Triparty repo

Launched in 1992, our triparty repo service enables clients to benefit from various sources of funding, combined with outsourced settlement and administrative functions as well as value-added services.

While cash providers have traditionally included central banks, sovereign institutions, commercial and supranational banks, triparty repos are also becoming increasingly attractive for buy side clients such as corporates, hedge funds and asset managers. They tend to favour triparty repos over more conventional money market instruments and bilateral repos because of their unique risk-return mix, combining a high degree of safety with additional yield pick-ups. Clearstream acts as a neutral triparty agent for both parties and offers a full range of services from trade opening to closing.
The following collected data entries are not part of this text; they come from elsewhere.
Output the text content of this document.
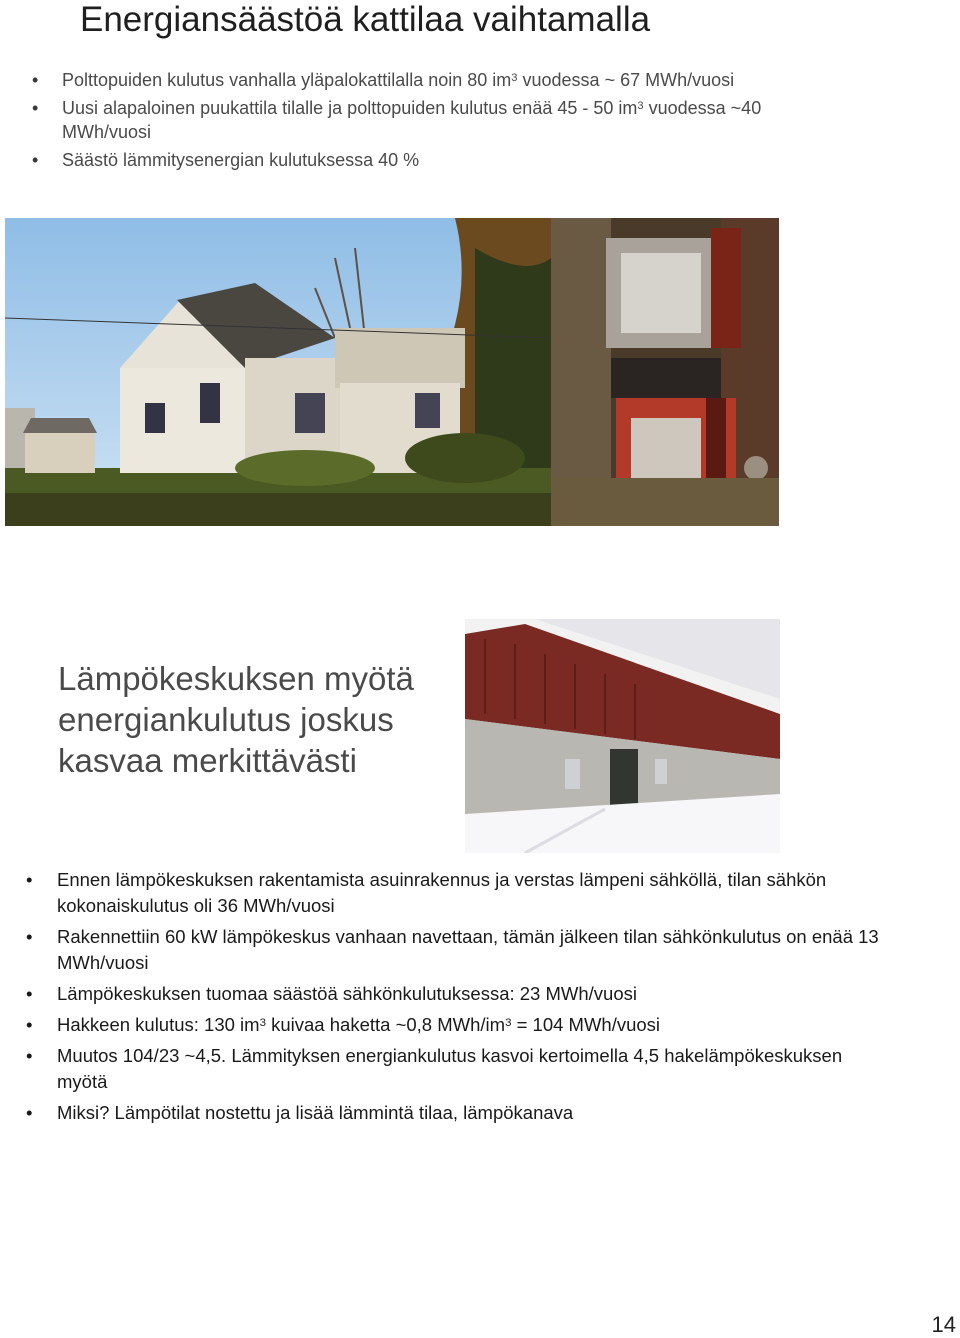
Energiansäästöä kattilaa vaihtamalla
• Polttopuiden kulutus vanhalla yläpalokattilalla noin 80 $im^3$ vuodessa ~ 67 MWh/vuosi
• Uusi alapaloinen puukattila tilalle ja polttopuiden kulutus enää 45 - 50 $im^3$ vuodessa ~40 MWh/vuosi
• Säästö lämmitysenergian kulutuksessa 40 %
Lämpökeskuksen myötä energiankulutus joskus kasvaa merkittävästi
• Ennen lämpökeskuksen rakentamista asuinrakennus ja verstas lämpeni sähköllä, tilan sähkön kokonaiskulutus oli 36 MWh/vuosi
• Rakennettiin 60 kW lämpökeskus vanhaan navettaan, tämän jälkeen tilan sähkönkulutus on enää 13 MWh/vuosi
• Lämpökeskuksen tuomaa säästöä sähkönkulutuksessa: 23 MWh/vuosi
• Hakkeen kulutus: 130 $im^3$ kuivaa haketta ~0,8 MWh/$im^3 = 104$ MWh/vuosi
• Muutos 104/23 ~4,5. Lämmityksen energiankulutus kasvoi kertoimella 4,5 hakelämpökeskuksen myötä
• Miksi? Lämpötilat nostettu ja lisää lämmintä tilaa, lämpökanava
14
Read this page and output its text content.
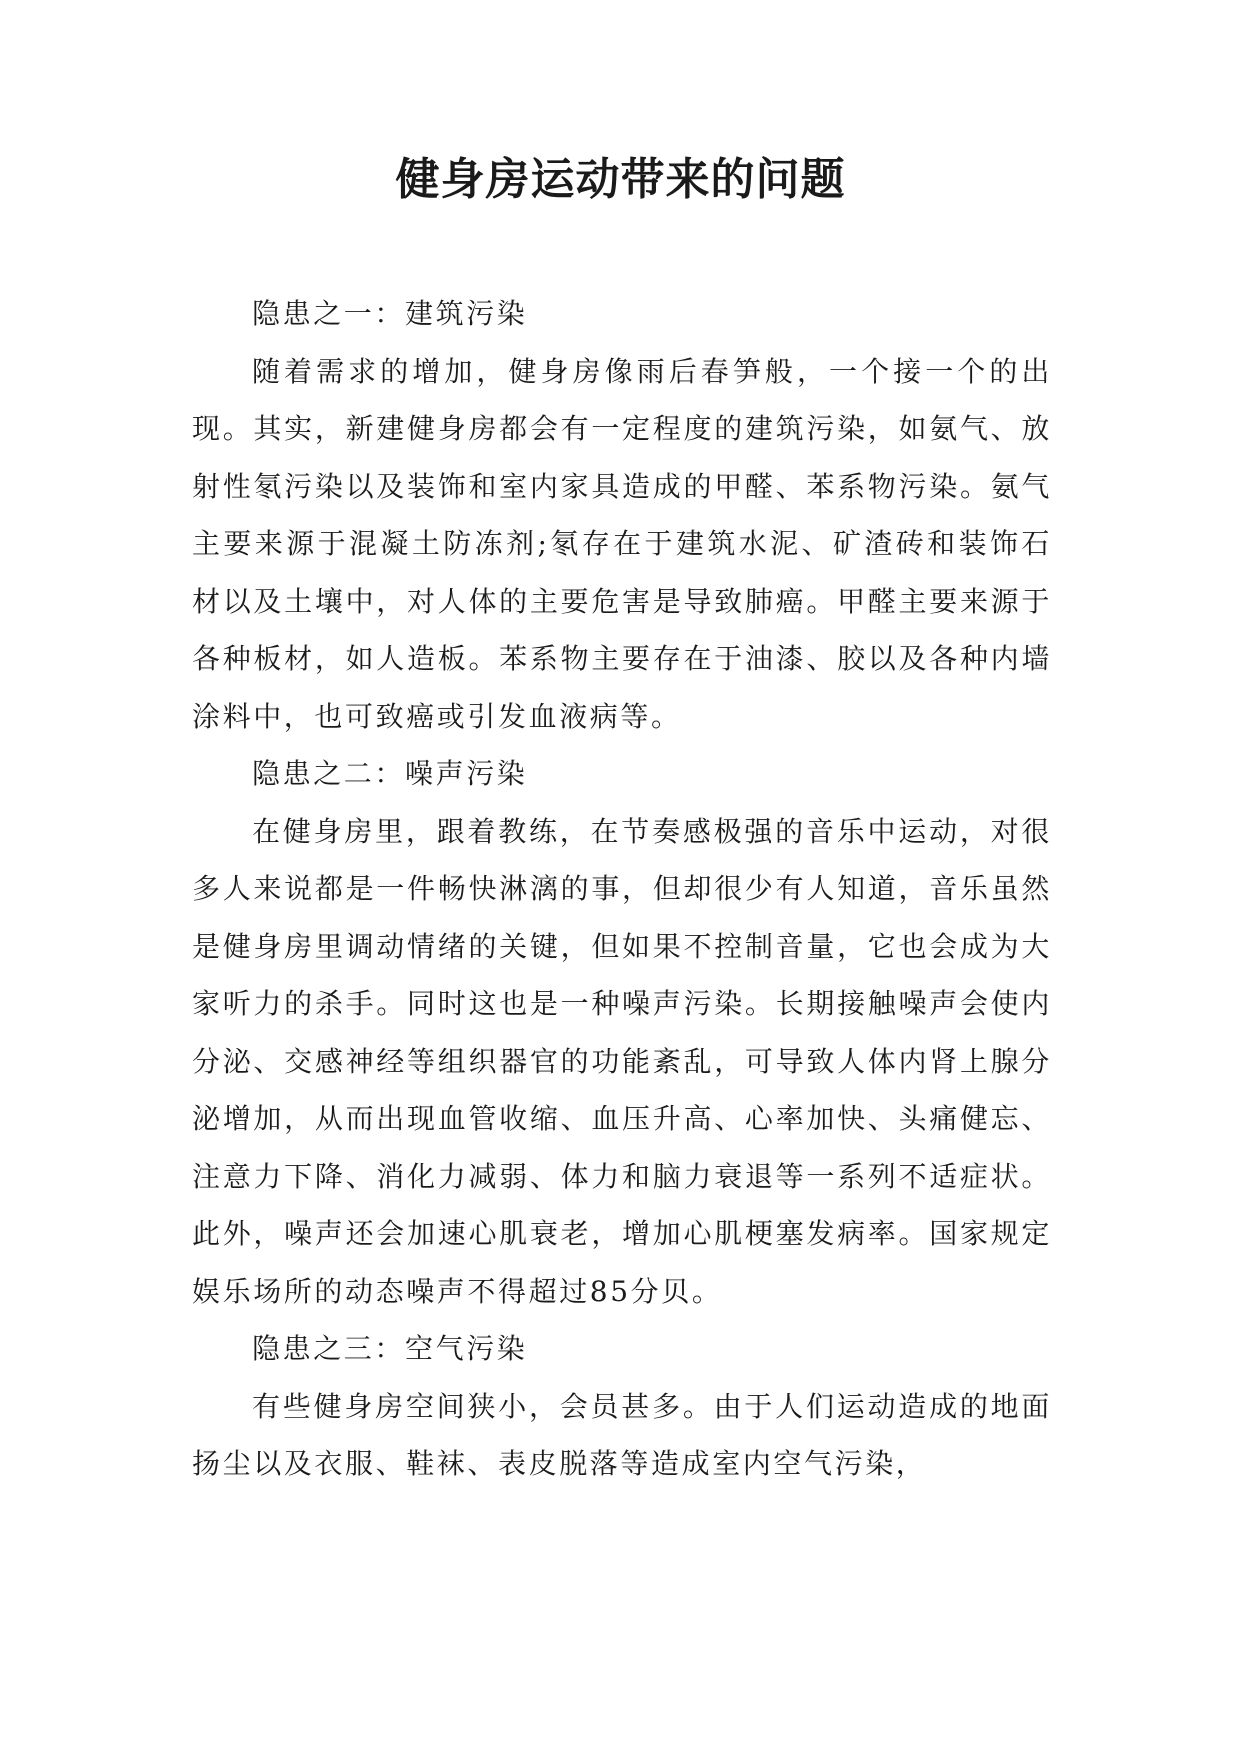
健身房运动带来的问题

隐患之一：建筑污染

随着需求的增加，健身房像雨后春笋般，一个接一个的出现。其实，新建健身房都会有一定程度的建筑污染，如氨气、放射性氡污染以及装饰和室内家具造成的甲醛、苯系物污染。氨气主要来源于混凝土防冻剂;氡存在于建筑水泥、矿渣砖和装饰石材以及土壤中，对人体的主要危害是导致肺癌。甲醛主要来源于各种板材，如人造板。苯系物主要存在于油漆、胶以及各种内墙涂料中，也可致癌或引发血液病等。

隐患之二：噪声污染

在健身房里，跟着教练，在节奏感极强的音乐中运动，对很多人来说都是一件畅快淋漓的事，但却很少有人知道，音乐虽然是健身房里调动情绪的关键，但如果不控制音量，它也会成为大家听力的杀手。同时这也是一种噪声污染。长期接触噪声会使内分泌、交感神经等组织器官的功能紊乱，可导致人体内肾上腺分泌增加，从而出现血管收缩、血压升高、心率加快、头痛健忘、注意力下降、消化力减弱、体力和脑力衰退等一系列不适症状。此外，噪声还会加速心肌衰老，增加心肌梗塞发病率。国家规定娱乐场所的动态噪声不得超过85分贝。

隐患之三：空气污染

有些健身房空间狭小，会员甚多。由于人们运动造成的地面扬尘以及衣服、鞋袜、表皮脱落等造成室内空气污染，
One of the reasons the buy side is increasingly using triparty repos is the reduction of the administrative burden previously associated with repos. In the past, clients had to sign many bilateral agreements with different counterparties. Clearstream has greatly simplified this process through a new legal master agreement for triparty repo transactions called the Clearstream Repurchase Conditions (CRC). The CRC gives the buy side instant access to a wide range of counterparties that have also signed under the same agreement. The job of the corporate treasurer is further simplified through a wide range of standardised collateral baskets that make it easy to get started in triparty repo.

To give corporate clients access to its services, Clearstream has also partnered with 360T, a multi-bank, multi-asset platform based in Germany which enables 360T’s corporate and institutional clients to trade triparty repos with a range of banks on the platform. Once the trade is agreed, it is routed automatically to Clearstream’s collateral management engine, with straight-through processing.

Clearstream offers a similar connectivity solution with Bloomberg's Professional service which enables straight-through processing of triparty repo transactions by supporting communications between market participants and buy side clients.

Cash providers in a triparty repo benefit from full collateral reuse: for example, they can use the securities received to cover CCP margin requirements in derivative obligations.